Tönnies'e göre bütün toplumlar, kurumsallaşma temelinde geri döndürülemez bir evrim içerisindedir. Bu bağlamda cemaatten cemiyete dönüşümün en büyük unsuru, kurumsallaşma ve onun en önemli göstergesi olan hukuktur. Yine Tönnies'e göre; Cemiyete dönüşmüş bir toplumu tekrar cemaatler biçiminde örgütlemeye çalışmak, bölünmeye yol açan sonuçsuz bir çabadır. Kısacası, kurumsallaşma ve hukuk toplumsal evrimin ileri aşamasını temsil etmektedir.

Sevgili dostlar, bütün sistemler basitten karmaşığa doğru evrilen bir süreç içerisindedir. Sistemi oluşturan parçaların sayılarının artışına bağlı olarak, bu parçaların birbiriyle ve çevreyle etkileşimi geliştikçe, sistemin karmaşıklık düzeyi de artar. Devlet adını verdiğimiz yapı, özünde siyasal bir sistemdir. Her sistem gibi devlet de, kendini oluşturan parçaların ilişkiler ağından bağımsız incelenemez. Halk, toprak ve egemenlik, devletin var olması için bulunması gereken üç temel unsurdur.

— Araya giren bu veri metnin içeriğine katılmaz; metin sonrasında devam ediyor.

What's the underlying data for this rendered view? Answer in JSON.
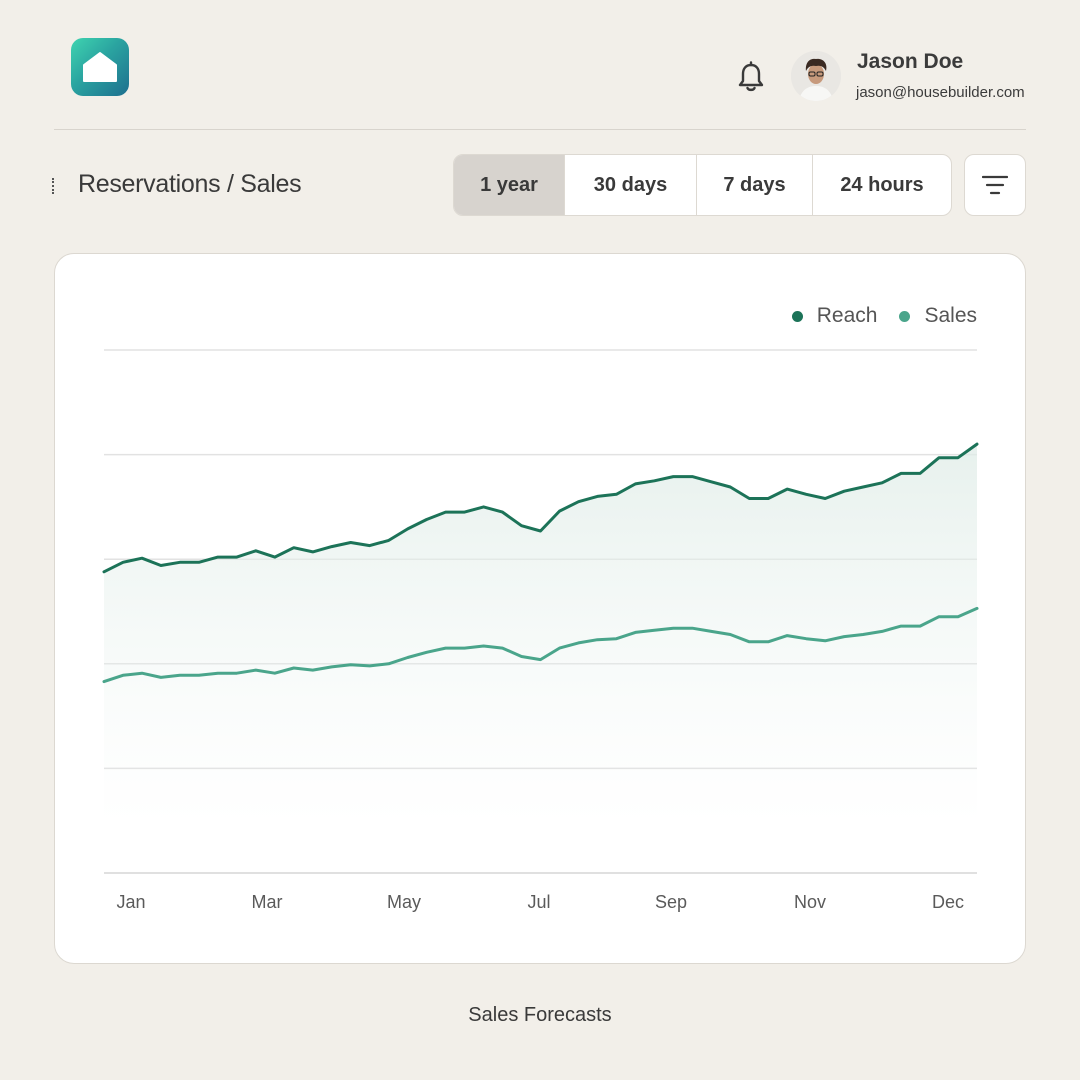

Toplumları organik yapılar olarak gören ünlü düşünür İbn-i Haldun, toplumu bir arada tutan unsuru "asabiyye" olarak tanımlar. Asabiyye, çeşitli biçimlerde topluluğu bir araya getiren ve bir arada tutan bağdır. Bu bağ dayanışmayı gerçekleştiren herhangi bir şey olabilir. Bu bağı güçlü olan toplumlar, diğerlerine karşı üstünlük kurar. Zayıf olanlarsa, güçlü olanlar tarafından ortadan kaldırılır. Burada vurgulamak istediğim husus, İbn-i Haldun'un toplumsal evrimi bir ölçüde tanımlamış olmasıdır. 20. Yüzyıla gelindiğinde (yaklaşık 600 yıl sonra) Alman sosyolog F. Tönnies, bu evrimi "cemaatten cemiyete" (gemeinschaft/gesellschaft) biçiminde kavramlaştırır. Cemaatlerde belirleyici olan kişisel ilişkiler olurken, cemiyette hukuksal ilişkiler ön plana çıkmaktadır. Tönnies'e göre bütün toplumlar, kurumsallaşma temelinde geri döndürülemez bir evrim içerisindedir. Bu bağlamda cemaatten cemiyete dönüşümün en büyük unsuru, kurumsallaşma ve onun en önemli göstergesi olan hukuktur. Yine Tönnies'e göre; Cemiyete dönüşmüş bir toplumu tekrar cemaatler biçiminde örgütlemeye çalışmak, bölünmeye yol açan sonuçsuz bir çabadır. Kısacası, kurumsallaşma ve hukuk toplumsal evrimin ileri aşamasını temsil etmektedir.  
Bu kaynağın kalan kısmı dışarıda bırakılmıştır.